Agriculture Secretary John R. Block is in a major internal battle with Office of Management and Budget Director David A. Stockman over the administration's forthcoming farm-policy proposals, including plans to cut back expensive and controversial milk-price supports.
Stockman circulated documents this month indicating that the administration had decided on elimination of the dairy program, which cost $6.1 billion over the last three fiscal years and has become a symbol of administration efforts to cut agricultural price support systems.
Block, however, is holding out for a scaled-down continuation of the dairy program, in which the government purchases surplus milk; he would simply reduce the support levels.
This impasse, according to sources, is only one of a number of policy disputes between Block and Stockman over ways to curb budget outlays and put the administration's "free-market" stamp on a 1985 farm bill.
They agree that costs should be cut, but how -- and who should control farm policy -- remain in dispute.
In addition to the dairy program, their differences include:
* A payment cap. Current law limits direct payments to participants in commodity programs to $50,000 a year. Stockman wants to take this down to $10,000 per farmer. Block and USDA are proposing no limitation.
* Target prices. Both Block and Stockman want to reduce so-called target prices, which determine how much grain, rice and cotton the government pays farmers directly when prices are low.
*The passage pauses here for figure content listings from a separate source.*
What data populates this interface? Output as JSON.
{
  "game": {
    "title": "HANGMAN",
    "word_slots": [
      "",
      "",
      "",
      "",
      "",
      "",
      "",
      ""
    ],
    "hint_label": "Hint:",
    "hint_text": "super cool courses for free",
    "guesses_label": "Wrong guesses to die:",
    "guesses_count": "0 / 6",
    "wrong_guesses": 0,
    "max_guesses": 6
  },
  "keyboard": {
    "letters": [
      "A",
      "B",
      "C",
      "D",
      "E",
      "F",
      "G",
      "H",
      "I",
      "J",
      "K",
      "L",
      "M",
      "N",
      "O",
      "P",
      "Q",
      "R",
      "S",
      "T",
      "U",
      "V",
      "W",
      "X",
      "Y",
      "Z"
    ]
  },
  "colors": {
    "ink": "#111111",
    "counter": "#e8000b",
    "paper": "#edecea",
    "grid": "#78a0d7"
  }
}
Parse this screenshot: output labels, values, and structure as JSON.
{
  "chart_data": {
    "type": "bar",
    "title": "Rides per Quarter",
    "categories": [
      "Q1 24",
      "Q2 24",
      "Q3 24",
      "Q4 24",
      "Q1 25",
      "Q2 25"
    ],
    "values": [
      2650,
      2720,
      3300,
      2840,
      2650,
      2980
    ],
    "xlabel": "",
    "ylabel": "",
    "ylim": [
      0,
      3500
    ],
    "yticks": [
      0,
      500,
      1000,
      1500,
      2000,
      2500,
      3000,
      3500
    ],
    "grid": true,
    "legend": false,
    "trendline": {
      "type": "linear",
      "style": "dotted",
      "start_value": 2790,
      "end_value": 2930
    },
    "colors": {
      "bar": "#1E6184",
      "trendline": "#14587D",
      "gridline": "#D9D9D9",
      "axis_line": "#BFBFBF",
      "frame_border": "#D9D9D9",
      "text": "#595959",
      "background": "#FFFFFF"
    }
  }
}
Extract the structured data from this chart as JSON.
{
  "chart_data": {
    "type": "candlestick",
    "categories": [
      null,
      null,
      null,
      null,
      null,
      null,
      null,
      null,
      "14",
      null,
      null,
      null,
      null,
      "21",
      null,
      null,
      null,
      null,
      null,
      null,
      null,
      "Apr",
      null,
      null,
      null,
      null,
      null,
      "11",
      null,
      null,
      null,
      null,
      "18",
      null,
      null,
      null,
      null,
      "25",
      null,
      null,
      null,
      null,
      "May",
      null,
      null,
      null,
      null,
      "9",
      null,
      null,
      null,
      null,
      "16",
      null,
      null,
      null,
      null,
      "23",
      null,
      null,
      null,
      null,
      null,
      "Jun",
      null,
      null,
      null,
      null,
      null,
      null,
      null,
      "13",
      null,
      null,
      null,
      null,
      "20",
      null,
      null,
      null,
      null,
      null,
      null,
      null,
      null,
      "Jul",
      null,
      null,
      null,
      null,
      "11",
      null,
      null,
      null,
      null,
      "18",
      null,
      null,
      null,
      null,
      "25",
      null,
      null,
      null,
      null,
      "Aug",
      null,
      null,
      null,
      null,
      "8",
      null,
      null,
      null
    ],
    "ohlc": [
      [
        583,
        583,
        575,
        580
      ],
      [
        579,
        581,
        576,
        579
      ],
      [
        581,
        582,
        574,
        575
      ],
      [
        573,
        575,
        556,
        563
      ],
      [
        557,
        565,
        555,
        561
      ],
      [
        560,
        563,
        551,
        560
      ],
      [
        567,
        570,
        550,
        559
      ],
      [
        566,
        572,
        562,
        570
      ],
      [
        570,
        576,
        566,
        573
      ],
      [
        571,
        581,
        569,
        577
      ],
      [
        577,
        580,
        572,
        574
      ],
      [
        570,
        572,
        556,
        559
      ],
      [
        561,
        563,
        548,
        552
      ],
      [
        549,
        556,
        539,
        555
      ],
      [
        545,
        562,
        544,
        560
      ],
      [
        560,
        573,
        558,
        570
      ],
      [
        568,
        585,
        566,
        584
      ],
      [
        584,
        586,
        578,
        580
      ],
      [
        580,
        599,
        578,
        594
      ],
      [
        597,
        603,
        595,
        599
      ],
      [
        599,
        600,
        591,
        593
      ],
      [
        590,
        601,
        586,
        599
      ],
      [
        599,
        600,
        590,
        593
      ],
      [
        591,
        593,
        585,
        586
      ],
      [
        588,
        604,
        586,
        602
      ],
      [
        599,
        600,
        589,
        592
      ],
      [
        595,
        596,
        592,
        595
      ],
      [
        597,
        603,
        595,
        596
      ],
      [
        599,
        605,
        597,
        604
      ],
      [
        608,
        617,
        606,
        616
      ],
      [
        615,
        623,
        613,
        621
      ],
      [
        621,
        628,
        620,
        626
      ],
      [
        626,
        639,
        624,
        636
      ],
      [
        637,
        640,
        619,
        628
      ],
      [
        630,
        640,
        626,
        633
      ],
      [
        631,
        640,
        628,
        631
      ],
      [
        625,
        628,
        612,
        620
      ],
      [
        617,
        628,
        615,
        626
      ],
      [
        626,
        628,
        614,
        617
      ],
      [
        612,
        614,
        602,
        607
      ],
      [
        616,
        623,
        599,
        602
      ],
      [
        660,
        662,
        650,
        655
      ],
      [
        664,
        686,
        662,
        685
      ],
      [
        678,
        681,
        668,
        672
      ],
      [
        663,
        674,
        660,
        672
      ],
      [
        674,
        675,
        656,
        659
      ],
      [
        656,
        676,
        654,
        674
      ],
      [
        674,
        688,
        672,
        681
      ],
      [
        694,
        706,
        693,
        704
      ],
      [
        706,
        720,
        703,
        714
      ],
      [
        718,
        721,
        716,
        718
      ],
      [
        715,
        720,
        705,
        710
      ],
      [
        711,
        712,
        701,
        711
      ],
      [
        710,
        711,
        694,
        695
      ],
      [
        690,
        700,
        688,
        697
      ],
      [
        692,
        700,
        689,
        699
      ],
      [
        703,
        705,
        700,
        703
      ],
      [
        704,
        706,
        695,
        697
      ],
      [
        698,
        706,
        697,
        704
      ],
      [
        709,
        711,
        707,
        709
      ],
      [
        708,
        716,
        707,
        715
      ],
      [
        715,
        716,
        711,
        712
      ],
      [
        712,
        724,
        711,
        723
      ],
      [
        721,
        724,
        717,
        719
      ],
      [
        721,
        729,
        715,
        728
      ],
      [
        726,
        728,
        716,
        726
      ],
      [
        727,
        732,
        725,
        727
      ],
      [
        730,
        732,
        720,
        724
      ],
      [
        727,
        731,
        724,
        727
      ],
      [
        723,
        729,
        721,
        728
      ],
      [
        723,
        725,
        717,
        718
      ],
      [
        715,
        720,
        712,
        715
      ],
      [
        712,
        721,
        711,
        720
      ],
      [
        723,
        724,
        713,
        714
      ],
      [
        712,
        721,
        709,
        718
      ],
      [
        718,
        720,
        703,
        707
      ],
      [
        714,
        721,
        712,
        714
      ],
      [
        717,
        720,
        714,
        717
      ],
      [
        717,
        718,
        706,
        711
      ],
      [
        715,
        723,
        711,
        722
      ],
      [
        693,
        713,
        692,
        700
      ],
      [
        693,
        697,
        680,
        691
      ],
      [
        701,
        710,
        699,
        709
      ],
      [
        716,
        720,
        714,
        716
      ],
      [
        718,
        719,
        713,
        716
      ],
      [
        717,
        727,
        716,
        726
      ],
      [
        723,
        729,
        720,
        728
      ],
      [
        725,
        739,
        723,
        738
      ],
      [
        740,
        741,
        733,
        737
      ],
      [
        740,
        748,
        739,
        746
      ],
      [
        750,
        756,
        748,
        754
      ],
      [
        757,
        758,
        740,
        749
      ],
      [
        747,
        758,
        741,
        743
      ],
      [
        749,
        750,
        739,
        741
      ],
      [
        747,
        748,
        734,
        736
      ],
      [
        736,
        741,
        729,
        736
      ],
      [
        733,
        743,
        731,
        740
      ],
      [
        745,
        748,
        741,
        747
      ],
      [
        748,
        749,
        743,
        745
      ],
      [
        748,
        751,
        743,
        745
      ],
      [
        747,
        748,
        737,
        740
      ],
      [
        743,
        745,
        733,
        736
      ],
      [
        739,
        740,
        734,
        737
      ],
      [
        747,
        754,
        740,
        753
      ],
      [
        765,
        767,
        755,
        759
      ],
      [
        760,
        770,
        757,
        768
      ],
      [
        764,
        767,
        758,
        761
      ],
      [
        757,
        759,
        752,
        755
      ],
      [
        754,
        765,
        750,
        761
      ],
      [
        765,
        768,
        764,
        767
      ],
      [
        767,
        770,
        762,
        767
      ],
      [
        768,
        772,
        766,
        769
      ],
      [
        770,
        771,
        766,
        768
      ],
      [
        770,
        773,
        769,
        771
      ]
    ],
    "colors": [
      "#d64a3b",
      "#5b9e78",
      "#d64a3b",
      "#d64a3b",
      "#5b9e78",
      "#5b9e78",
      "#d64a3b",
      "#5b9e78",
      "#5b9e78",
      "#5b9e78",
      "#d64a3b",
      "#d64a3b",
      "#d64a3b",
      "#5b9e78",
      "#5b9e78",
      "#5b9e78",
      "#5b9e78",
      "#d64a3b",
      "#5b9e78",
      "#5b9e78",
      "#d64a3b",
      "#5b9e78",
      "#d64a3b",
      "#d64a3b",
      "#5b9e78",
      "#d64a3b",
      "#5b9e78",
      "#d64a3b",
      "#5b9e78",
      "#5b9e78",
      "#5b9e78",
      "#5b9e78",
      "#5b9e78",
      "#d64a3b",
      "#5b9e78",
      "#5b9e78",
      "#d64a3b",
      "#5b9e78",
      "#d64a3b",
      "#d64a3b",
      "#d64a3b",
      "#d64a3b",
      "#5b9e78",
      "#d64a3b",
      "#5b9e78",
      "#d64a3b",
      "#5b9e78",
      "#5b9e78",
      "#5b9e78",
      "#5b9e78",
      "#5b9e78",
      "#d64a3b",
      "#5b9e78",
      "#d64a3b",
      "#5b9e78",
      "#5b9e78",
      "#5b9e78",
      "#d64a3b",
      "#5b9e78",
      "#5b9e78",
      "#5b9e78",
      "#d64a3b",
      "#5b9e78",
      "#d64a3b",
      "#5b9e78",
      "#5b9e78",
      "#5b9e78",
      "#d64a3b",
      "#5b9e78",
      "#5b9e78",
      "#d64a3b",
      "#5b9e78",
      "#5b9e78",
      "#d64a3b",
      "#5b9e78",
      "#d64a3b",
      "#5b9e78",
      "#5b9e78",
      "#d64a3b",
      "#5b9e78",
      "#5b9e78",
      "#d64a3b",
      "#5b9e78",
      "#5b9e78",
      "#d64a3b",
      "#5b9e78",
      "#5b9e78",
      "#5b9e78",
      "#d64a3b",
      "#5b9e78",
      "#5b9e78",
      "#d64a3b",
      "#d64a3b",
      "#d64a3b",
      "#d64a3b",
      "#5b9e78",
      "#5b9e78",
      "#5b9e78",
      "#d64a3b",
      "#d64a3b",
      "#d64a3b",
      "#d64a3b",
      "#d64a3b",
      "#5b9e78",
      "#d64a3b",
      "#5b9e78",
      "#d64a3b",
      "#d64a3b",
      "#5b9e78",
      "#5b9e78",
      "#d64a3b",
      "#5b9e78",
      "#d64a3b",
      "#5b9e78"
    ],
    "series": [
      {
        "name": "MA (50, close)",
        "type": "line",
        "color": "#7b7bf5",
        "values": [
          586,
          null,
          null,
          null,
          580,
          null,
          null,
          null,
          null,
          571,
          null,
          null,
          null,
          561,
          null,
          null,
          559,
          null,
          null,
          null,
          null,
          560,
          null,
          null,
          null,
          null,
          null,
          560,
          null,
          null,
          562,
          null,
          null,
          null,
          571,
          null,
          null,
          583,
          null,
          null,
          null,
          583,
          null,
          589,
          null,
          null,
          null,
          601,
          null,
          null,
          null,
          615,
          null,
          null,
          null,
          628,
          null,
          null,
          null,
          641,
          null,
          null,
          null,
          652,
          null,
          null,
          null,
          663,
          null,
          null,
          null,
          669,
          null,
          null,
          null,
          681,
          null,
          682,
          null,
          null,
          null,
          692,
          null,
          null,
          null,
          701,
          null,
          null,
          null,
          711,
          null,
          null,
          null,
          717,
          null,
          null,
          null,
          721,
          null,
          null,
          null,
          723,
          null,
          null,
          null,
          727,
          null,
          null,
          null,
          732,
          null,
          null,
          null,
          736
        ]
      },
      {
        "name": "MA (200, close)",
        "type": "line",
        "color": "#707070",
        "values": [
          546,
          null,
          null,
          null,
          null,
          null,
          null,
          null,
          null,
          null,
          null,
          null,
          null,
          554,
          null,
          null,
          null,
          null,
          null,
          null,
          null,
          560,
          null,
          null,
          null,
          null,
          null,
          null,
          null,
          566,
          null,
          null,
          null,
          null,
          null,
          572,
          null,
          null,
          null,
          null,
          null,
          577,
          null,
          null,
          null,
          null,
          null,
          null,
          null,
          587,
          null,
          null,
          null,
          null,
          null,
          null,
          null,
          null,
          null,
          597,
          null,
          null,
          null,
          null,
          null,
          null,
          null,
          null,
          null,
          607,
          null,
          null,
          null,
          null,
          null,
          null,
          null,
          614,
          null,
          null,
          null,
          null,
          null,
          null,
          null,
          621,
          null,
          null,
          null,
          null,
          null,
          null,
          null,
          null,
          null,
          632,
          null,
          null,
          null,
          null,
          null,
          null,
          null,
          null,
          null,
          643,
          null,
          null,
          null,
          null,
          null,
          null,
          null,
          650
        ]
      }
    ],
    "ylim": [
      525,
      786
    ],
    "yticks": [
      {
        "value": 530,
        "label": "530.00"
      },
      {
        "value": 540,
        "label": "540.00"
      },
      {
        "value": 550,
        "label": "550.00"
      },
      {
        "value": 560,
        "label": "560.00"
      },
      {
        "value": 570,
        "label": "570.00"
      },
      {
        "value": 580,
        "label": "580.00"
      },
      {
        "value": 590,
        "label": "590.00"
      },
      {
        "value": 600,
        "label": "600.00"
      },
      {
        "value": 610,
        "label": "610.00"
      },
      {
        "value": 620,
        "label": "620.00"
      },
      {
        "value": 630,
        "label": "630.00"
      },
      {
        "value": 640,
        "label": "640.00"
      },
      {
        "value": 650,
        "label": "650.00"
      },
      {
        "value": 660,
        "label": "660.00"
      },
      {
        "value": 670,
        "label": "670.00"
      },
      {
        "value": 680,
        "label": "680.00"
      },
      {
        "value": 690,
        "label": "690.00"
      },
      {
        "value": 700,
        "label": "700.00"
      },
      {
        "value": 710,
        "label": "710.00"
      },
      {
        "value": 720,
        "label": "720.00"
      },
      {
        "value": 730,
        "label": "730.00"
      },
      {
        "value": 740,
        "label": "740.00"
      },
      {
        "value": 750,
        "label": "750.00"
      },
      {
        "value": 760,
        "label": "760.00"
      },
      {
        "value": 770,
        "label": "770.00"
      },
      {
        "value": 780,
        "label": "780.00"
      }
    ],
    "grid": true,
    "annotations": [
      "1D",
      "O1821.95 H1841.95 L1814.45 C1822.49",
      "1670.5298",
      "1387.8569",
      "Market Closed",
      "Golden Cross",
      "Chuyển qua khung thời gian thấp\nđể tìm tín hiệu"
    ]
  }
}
Block apparently wants to reduce targets more quickly and, theoretically, cut federal expenses faster as well.
* Farm credit. Stockman has urged a shift from direct farm loans to federal loan guarantees, but USDA officials are studying other ways of extending credit to farmers in dire straits.
* Conservation. Block tends to support the idea of a "conservation reserve" that would pay farmers for removing some cropland from production as a way of stemming soil erosion, but Stockman is said to oppose the idea.
Those policy areas in which Stockman and Block are said to be in general agreement include a reduction of the so-called loan levels in the support programs, continuation of farm export credit programs, elimination of acreage-reduction and management supply programs.
The loan levels are especially important. They are the amounts farmers can obtain if they give their crops over to the government for storage.
The loan levels thus put floors under farm and food prices. The farmers can later redeem their crops if prices rise, or leave the commodities with the government if prices stay low.
Block and other administration officials have said repeatedly that their intention is to create a long-term farm policy that would cut federal spending by lowering price support levels to deter farmers from planting crops for which they may have no market.
This "free market" approach has met strong opposition from farm-state legislators in Congress, but Block and others contend that U.S. agriculture will capture more world markets if competitor nations realize that Washington will not prop up U.S. farmers' prices.
From a high of about $20 billion two years ago, federal farm spending is expected to be around $11 billion this fiscal year. By altering the programs -- that is, cutting crop support levels and direct subsidies -- the administration is seeking to cut spending by approximately $13.6 billion by the end of fiscal 1988.
The administration's formal proposals for reaching this goal will be included in its fiscal 1986 budget and in a proposed 1985 farm bill. Sources said that the final proposals are not expected to be ready until about Feb. 1.
Sporadic leaks from both OMB and USDA about possible administration proposals have touched off adverse reactions among some legislators and farm organizations and set the stage for bitter debate when Congress takes up the legislation next year.
"We've all done a disservice to ourselves, and it's going to make the job more difficult on Capitol Hill," said one USDA official. "It started with OMB trying to make an end run, an attempt to grab control of the farm bill process by letting out the story that we would kill the dairy program."
"Relations between us and the OMB are strained," the official continued. "You tend to get frustrated. There never was a disagreement on outlays. The problem is what policy tools do we adopt to achieve those cuts."